Der Prozess beginnt mit dem Ort und den Stoffen, die wir dort vorfinden. Darauf basierend entwickeln wir ein Design, dass Geschichte und Herkunft dieser Stoffe miteinbezieht und natürlich auch das Handwerk vor Ort unterstützt. Es sollen Entwürfe sein, die zeitlos sind und die man immer wieder gerne trägt. In Deutschland entwickeln wir dann Samples für die ersten Fittings und diese Muster werden dann nach Afghanistan in die Handwerkstätten geschickt.

Wie viel Zeit ist von der Idee bis zu der tatsächlichen Umsetzung vergangen? 

Das Konzept für diese Kollektion spukte schon lange in meinem Kopf herum. Ich war bereit, mit Zazi noch mehr Projekte mit und in Afghanistan umzusetzen und die Ethical Fashion Initiative wiederum war bereit, mit den Handwerkstätten in diesem Land zu arbeiten. Es passte also perfekt! Von der ersten Konzeption bis zur fertigen Kollektion haben wir über sieben Monate an Sourcing, Musterschnitten, den Beziehungen zu den Handwerkskammern vor Ort und weiteren Details gearbeitet. Es war ein Projekt voller Leidenschaft für mich und es war für jeden eine große, aber so lohnende Herausforderung!

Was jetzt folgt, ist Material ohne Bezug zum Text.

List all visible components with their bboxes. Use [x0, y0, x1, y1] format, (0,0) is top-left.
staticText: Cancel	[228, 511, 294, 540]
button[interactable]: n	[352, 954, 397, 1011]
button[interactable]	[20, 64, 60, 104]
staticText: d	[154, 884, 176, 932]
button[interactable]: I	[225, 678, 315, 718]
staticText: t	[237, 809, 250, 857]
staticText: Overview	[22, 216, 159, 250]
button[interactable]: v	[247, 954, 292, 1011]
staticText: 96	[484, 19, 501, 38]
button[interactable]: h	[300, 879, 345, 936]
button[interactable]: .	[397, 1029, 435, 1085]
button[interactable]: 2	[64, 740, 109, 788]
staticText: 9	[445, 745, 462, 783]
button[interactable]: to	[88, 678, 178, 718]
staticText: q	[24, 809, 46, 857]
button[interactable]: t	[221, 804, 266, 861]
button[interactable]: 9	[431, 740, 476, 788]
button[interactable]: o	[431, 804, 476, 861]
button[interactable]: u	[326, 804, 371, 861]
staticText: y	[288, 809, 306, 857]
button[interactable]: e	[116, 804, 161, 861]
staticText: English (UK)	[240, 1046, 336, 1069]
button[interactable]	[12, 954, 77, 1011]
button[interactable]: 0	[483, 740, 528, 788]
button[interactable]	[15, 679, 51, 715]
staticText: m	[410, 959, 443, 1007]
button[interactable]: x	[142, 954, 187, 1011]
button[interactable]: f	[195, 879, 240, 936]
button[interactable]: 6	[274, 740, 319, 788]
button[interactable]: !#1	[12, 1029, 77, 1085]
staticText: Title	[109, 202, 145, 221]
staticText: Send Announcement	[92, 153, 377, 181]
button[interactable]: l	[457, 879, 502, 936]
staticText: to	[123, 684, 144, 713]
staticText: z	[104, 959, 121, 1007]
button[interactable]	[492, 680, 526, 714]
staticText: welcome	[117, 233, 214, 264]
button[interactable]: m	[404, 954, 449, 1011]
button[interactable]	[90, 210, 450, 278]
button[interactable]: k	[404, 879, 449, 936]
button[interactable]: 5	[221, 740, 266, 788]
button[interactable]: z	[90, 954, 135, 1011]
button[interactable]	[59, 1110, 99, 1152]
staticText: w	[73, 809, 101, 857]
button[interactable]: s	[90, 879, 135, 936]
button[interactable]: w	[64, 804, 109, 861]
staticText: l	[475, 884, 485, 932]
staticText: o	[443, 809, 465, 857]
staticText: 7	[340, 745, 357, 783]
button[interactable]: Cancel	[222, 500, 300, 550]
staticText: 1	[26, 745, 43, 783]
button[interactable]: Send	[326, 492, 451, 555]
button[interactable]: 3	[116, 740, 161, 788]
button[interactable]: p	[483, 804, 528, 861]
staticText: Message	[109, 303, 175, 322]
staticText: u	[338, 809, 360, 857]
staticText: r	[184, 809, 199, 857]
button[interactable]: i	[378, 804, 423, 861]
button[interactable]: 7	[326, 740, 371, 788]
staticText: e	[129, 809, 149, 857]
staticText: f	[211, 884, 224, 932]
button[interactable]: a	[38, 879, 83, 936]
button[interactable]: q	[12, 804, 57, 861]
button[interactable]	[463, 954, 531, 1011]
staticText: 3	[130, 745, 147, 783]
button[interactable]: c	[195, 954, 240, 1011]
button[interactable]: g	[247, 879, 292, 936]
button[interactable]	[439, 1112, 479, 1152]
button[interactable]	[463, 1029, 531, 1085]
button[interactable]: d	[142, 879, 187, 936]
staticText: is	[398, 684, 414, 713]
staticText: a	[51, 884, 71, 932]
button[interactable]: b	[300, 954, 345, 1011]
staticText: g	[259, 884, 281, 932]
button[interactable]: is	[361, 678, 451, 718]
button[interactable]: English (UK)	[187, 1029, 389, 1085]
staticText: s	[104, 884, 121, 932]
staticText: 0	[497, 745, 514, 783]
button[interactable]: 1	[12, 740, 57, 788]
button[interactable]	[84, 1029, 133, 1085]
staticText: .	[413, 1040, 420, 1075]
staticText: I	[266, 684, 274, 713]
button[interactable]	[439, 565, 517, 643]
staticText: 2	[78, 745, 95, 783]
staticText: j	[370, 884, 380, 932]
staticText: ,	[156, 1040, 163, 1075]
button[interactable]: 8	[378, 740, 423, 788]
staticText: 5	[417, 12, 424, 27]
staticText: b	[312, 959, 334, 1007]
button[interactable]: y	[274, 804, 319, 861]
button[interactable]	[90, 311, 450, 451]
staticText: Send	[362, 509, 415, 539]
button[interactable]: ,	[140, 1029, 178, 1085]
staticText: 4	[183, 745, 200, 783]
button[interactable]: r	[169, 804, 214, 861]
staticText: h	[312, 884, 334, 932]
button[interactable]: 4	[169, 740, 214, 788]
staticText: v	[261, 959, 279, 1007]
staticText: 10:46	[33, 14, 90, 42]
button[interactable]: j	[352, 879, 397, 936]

Hast du mal darüber nachgedacht, deine Entwürfe einem breiteren Publikum zugänglich zu machen, um noch mehr Menschen zum Umdenken zu bewegen?

Das versuchen wir mit unseren Kollektionen jeden Tag zu erreichen. Wir verkaufen unsere Kleidung direkt an die Endkonsument*innen, ohne Zwischenhändler. Das senkt die Preise unserer Produkte um fast das Dreifache. Auf diese Weise wollen wir unsere Kleidung noch erschwinglicher machen. Da wir aber nachhaltig und unter hohen ethischen Standards arbeiten, sind unsere Preise noch immer sehr hoch, das weiß ich. Doch wir stellen auf diese Weise sicher, dass alle involvierten Parteien von ihrem Gehalt leben können.

Vielen Dank für dieses interessante Interview, liebe Jeanne!

Dieser Artikel ist Werbung, da er Markennennungen enthält.